ELLA SHARPE, LUE PAR LACAN

Ella Sharpe, lue par Lacan :

Analyste britannique formée par Hans Sachs et James Glover, Ella Sharpe garde de sa formation initiale de professeur de littérature une attention clinique à la langue et au texte produit par l’analysant en séance. Elle fut l’analyste de Melitta Schmideberg, la fille de Mélanie Klein. Ses textes, traduits pour la première fois en français, éclairent la psychanalyse telle qu’elle se pratiquait en Angleterre dans les années 1930. 

Lacan insista à plusieurs reprises dans ses écrits sur le tact et la finesse clinique de Sharpe.

PRESENTATION DE L’OUVRAGE :

Marie-Lise Lauth présente le parcours d’Ella Sharpe en insistant sur ses thèses sur l’art, sublimation enracinée dans les premières identifications aux parents, sous forme d’incorporation magique, ainsi que sur la compréhension du langage métaphorique dans l’énonciation des patients.

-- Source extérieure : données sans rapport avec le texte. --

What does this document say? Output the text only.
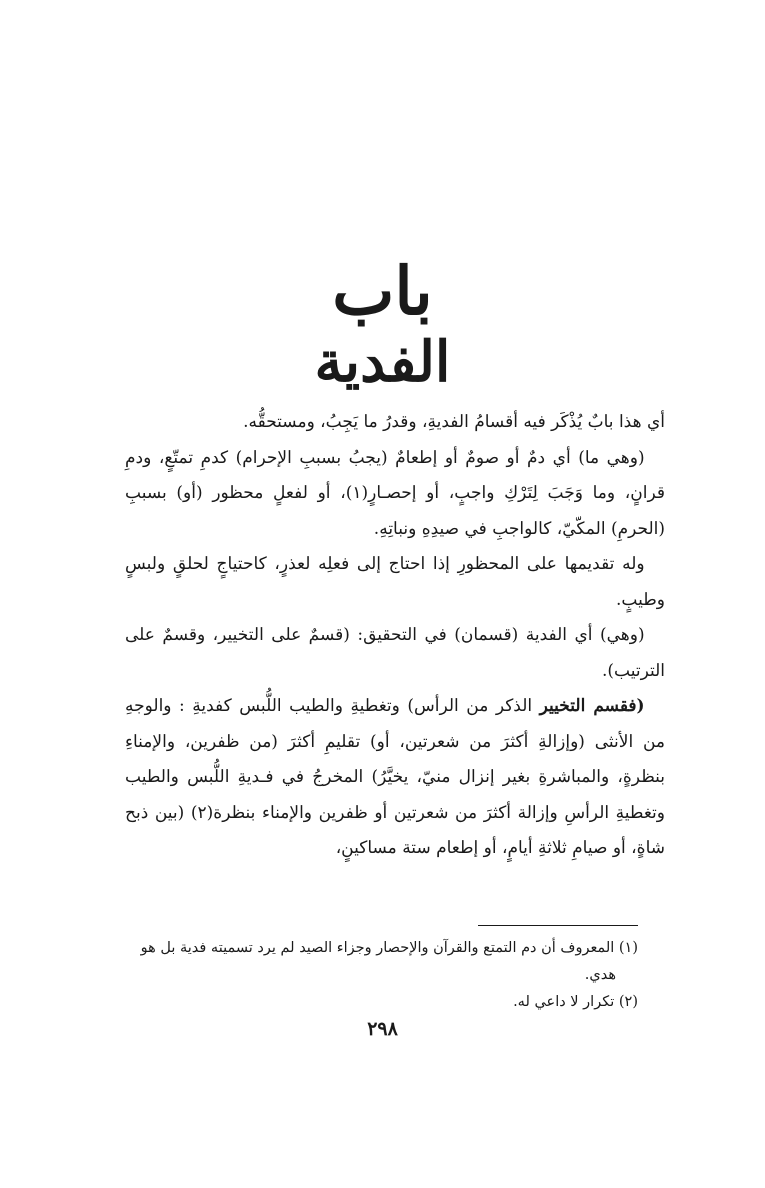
باب
الفدية

أي هذا بابٌ يُذْكَر فيه أقسامُ الفديةِ، وقدرُ ما يَجِبُ، ومستحقُّه.

(وهي ما) أي دمٌ أو صومٌ أو إطعامٌ (يجبُ بسببِ الإحرام) كدمِ تمتّعٍ، ودمِ قرانٍ، وما وَجَبَ لِتَرْكِ واجبٍ، أو إحصـارٍ(١)، أو لفعلٍ محظور (أو) بسببِ (الحرمِ) المكّيّ، كالواجبِ في صيدِهِ ونباتِهِ.

وله تقديمها على المحظورِ إذا احتاج إلى فعلِه لعذرٍ، كاحتياجٍ لحلقٍ ولبسٍ وطيبٍ.

(وهي) أي الفدية (قسمان) في التحقيق: (قسمٌ على التخيير، وقسمٌ على الترتيب).

(فقسم التخيير الذكر من الرأس) وتغطيةِ والطيب اللُّبس كفديةِ : والوجهِ من الأنثى (وإزالةِ أكثرَ من شعرتين، أو) تقليمِ أكثرَ (من ظفرين، والإمناءِ بنظرةٍ، والمباشرةِ بغير إنزال منيّ، يخيَّرُ) المخرجُ في فـديةِ اللُّبس والطيب وتغطيةِ الرأسِ وإزالة أكثرَ من شعرتين أو ظفرين والإمناء بنظرة(٢) (بين ذبح شاةٍ، أو صيامِ ثلاثةِ أيامٍ، أو إطعام ستة مساكينٍ،

(١) المعروف أن دم التمتع والقرآن والإحصار وجزاء الصيد لم يرد تسميته فدية بل هو

هدي.

(٢) تكرار لا داعي له.

٢٩٨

Dans ses conférences de 1930 sur « L’analyste » et sur « L’analysant » – qu’elle écrit « analysand » –, Ella Sharpe insiste sur la curiosité et l’ouverture nécessaires à l’analyste dans tous les domaines de la vie. Selon elle, la fin de l’analyse suppose d’avoir résolu son transfert envers son analyste et d’avoir reconnu ses fantasmes d’omnipotence et ses « tâches aveugles ». La technique de la psychanalyse est « un art », un savoir-faire du singulier. D’ailleurs Ella Sharpe distingue savoir théorique et savoir technique. Pour elle, la technique se développe à partir d’un intérêt fondamental pour la vie et les pensées des gens. « Ce qui doit nous intéresser le plus c’est l’étoffe même de la vie /…/ quelle que soit la direction d’où nous puissions obtenir ce savoir ». C’est à partir de cette orientation que sont abordés le traitement de l’angoisse, la compréhension des raisons des symptômes d’un analysant, les qualités et l’équilibre nécessaires à un analyste entre un savoir théorique et pratique.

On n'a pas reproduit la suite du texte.